Combined nimodipine and citicoline reduce infarct size, attenuate apoptosis and increase BCL-2 expression after focal cerebral ischemia

• Published in: Neuroscience Vol. 118; no. 1; pp. 107 - 113
• Main Authors: SOBRADO, M, LOPEZ, M. G, CARCELLER, F, GARCIA, A. G, RODA, J. M
• Format: Journal Article
• Language: English
• Published: Oxford Elsevier 01.04.2003
• Subjects: Animals; Apoptosis - drug effects; Apoptosis - physiology; Biological and medical sciences; Brain Ischemia - drug therapy; Brain Ischemia - metabolism; Brain Ischemia - physiopathology; Calcium Channel Blockers - pharmacology; Calcium Channel Blockers - therapeutic use; Cerebral Cortex - drug effects; Cerebral Cortex - metabolism; Cerebral Cortex - pathology; Cerebral Infarction - drug therapy; Cerebral Infarction - physiopathology; Cerebral Infarction - prevention & control; citicoline; Cytidine Diphosphate Choline - pharmacology; Drug Therapy, Combination; In Situ Nick-End Labeling; Male; Medical sciences; Nerve Degeneration - drug therapy; Nerve Degeneration - physiopathology; Nerve Degeneration - prevention & control; Neurons - drug effects; Neurons - metabolism; Neurons - pathology; Neuropharmacology; Neuroprotective agent; Nimodipine - pharmacology; Nootropic Agents - pharmacology; Nootropic Agents - therapeutic use; Pharmacology. Drug treatments; Proto-Oncogene Proteins c-bcl-2 - drug effects; Proto-Oncogene Proteins c-bcl-2 - metabolism; Rats; Rats, Sprague-Dawley; Reperfusion Injury - drug therapy; Reperfusion Injury - metabolism; Reperfusion Injury - physiopathology; Treatment Outcome; Up-Regulation - drug effects; Up-Regulation - physiology; Nervous system diseases; Citicoline; Rat; Rodentia; Cardiovascular disease; Neuroprotective agent; ischemia-reperfusion; Cerebral disorder; Vascular disease; Vertebrata; Experimental disease; Mammalia; TUNEL; Ischemia; Nimodipine; Animal; neuroprotection; Central nervous system disease; rats; Cerebrovascular disease; Apoptosis; Brain (vertebrata)
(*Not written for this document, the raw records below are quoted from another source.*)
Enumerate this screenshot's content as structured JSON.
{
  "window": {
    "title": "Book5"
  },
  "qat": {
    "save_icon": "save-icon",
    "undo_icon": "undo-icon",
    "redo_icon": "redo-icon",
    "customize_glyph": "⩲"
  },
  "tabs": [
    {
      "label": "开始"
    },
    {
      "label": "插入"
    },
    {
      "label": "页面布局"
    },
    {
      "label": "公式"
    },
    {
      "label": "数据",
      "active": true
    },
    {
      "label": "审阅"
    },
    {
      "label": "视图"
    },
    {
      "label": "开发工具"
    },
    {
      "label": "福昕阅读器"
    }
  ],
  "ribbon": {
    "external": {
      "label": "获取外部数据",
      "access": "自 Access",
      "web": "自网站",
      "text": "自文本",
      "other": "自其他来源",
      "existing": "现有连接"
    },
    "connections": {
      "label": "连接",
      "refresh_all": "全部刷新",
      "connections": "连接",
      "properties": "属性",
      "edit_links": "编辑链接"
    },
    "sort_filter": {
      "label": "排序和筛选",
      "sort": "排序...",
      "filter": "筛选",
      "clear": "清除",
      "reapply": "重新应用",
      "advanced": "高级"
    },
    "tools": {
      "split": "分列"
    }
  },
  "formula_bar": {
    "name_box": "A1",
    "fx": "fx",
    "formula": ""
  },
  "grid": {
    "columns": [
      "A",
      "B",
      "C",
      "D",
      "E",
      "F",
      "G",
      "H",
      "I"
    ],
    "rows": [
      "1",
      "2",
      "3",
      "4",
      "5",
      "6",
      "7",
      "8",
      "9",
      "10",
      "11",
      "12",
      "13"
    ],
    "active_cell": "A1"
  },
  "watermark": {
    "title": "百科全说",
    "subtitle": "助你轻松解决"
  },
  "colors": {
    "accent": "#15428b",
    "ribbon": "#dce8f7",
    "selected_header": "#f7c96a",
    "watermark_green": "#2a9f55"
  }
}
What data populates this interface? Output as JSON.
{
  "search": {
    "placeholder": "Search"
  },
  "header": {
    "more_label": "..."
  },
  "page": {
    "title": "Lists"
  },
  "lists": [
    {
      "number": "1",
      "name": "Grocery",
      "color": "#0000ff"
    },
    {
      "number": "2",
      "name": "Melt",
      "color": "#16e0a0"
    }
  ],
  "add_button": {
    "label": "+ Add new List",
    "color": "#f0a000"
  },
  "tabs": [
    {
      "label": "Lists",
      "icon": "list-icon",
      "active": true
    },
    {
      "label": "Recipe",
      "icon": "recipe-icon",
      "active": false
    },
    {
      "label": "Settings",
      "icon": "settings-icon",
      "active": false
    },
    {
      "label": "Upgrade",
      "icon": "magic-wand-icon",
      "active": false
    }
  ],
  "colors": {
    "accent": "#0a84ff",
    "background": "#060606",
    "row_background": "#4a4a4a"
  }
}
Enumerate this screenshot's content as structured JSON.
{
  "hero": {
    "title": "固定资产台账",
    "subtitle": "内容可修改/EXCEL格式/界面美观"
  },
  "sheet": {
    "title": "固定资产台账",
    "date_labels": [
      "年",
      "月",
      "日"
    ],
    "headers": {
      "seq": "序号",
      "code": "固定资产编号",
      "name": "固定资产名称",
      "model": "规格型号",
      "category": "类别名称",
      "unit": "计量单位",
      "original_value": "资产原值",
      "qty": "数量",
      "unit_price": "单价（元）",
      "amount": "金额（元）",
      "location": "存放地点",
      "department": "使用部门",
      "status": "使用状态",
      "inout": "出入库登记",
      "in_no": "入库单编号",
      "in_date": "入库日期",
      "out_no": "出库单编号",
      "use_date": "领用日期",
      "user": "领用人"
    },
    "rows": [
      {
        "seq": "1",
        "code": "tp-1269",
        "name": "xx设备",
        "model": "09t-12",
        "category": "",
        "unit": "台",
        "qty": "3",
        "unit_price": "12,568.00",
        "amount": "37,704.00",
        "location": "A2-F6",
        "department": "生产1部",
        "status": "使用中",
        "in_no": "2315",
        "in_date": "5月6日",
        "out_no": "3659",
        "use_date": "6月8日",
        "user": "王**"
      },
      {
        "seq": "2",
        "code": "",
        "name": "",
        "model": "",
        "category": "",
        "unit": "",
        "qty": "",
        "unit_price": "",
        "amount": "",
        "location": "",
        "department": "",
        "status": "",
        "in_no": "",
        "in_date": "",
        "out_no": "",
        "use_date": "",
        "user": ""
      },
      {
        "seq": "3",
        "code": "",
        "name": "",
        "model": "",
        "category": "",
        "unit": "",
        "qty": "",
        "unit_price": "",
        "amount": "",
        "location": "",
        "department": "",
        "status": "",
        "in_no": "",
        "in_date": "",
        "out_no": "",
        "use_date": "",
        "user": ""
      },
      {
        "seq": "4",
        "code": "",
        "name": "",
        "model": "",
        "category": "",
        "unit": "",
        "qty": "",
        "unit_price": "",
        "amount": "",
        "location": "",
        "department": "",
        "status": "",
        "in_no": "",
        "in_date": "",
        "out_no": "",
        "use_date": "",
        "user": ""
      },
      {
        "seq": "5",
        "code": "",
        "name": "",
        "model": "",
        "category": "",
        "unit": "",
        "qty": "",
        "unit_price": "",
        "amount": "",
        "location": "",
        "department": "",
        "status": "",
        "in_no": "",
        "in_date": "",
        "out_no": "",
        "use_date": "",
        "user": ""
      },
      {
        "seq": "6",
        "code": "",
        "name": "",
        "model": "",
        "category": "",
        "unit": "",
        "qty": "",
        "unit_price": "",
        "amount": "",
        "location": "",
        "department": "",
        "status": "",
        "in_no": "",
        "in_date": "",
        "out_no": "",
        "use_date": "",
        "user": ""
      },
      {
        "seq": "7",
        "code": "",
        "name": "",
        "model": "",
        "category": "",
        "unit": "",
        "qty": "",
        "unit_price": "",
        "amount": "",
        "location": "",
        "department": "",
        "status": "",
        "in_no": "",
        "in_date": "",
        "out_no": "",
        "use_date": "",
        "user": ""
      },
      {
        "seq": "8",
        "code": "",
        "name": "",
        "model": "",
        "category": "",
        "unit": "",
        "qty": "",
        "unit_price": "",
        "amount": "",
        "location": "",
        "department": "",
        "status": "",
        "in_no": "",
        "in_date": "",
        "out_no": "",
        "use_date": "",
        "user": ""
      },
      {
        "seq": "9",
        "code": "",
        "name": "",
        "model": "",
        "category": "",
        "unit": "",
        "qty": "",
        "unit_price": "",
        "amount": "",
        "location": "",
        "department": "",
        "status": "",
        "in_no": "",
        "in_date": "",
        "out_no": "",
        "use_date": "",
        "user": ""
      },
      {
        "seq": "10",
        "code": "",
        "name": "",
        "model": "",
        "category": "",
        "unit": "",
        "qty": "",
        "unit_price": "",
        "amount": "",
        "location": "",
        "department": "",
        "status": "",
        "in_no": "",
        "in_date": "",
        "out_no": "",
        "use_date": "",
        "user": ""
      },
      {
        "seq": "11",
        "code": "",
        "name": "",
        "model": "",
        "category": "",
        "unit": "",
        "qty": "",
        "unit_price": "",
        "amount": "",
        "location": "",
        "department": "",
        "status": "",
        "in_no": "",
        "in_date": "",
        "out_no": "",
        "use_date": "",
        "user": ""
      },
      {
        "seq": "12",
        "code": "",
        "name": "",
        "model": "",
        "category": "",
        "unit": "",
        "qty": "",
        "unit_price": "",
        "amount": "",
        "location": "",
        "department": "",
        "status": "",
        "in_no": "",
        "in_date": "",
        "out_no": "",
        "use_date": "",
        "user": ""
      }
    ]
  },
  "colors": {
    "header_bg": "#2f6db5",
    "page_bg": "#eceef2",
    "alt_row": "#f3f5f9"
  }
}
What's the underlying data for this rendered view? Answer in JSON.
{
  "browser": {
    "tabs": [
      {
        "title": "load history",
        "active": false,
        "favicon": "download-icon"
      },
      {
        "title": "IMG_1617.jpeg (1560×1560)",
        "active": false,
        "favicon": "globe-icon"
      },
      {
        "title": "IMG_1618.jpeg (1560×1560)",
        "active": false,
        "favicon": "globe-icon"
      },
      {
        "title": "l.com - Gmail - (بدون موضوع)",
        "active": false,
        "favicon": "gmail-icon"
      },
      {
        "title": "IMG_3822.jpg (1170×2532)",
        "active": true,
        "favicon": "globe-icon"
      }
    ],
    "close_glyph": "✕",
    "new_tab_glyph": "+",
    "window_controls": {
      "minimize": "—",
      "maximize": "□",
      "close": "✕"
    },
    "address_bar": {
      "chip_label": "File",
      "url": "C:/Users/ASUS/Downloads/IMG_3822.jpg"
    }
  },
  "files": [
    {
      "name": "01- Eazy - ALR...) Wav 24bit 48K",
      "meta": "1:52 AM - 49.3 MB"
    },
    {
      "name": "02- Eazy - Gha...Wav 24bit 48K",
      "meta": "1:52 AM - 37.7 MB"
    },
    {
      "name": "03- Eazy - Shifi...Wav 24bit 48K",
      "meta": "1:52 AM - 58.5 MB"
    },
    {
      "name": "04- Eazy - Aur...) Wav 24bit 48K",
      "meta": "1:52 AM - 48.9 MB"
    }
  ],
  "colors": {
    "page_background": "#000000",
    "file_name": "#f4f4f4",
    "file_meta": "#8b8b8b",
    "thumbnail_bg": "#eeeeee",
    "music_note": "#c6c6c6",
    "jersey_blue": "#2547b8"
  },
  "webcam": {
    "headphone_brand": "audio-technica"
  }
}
• ISSN: 0306-4522; 1873-7544
• DOI: 10.1016/s0306-4522(02)00912-0

Cerebral ischemia triggers a multitude of pathophysiological and biochemical events that separately affect the evolution of focal ischemia and, therefore, stroke treatment should logically employ all known neuroprotective agents. We hypothesized that a treatment combining nimodipine and citicoline might have a potential neuroprotective effect. To assess this idea, Sprague-Dawley rats underwent transient bilateral common carotid artery ligation with simultaneous middle cerebral artery occlusion for 60 min. Four treatment groups were established. Animals received either: a) saline (control group); b) intracarotid nimodipine infusion during 30 min in the ischemia-reperfusion (nimodipine group); c) i.p. postischemic citicoline injections once daily for 7 days (citicoline group); or d) intracarotid nimodipine bolus during ischemia-reperfusion plus i.p. postichemic citicoline injections (combination group). They were killed after either 7 or 3 days after reperfusion. In the first case, the volume of the infarcted tissue was studied by a stereological procedure and in the second case, in situ end-labeling of nuclear DNA fragmentation (TUNEL) and Bcl-2 expression were employed to determine the level of apoptosis. The infarct volume was significantly reduced in both the nimodipine and the citicoline treatment groups after 7 days of reperfusion; combination of both drugs produced an additive effect. After 3 days of reperfusion, the number of Bcl-2-positive neurons was significantly increased while that of TUNEL-positive cells significantly decreased at the infarct border in the combined-treatment animals. Our findings demonstrate a neuroprotective effect from an acute single dose of nimodipine during ischemia-reperfusion and prolonged post-ischemic treatment with citicoline in a model of focal cerebral ischemia. These results suggest that a possible mechanism of neuroprotective action would be mediated by increased Bcl-2 expression and decreased apoptosis within the boundary zone of the infarct together with neutralization of the ischemia-reperfusion injury.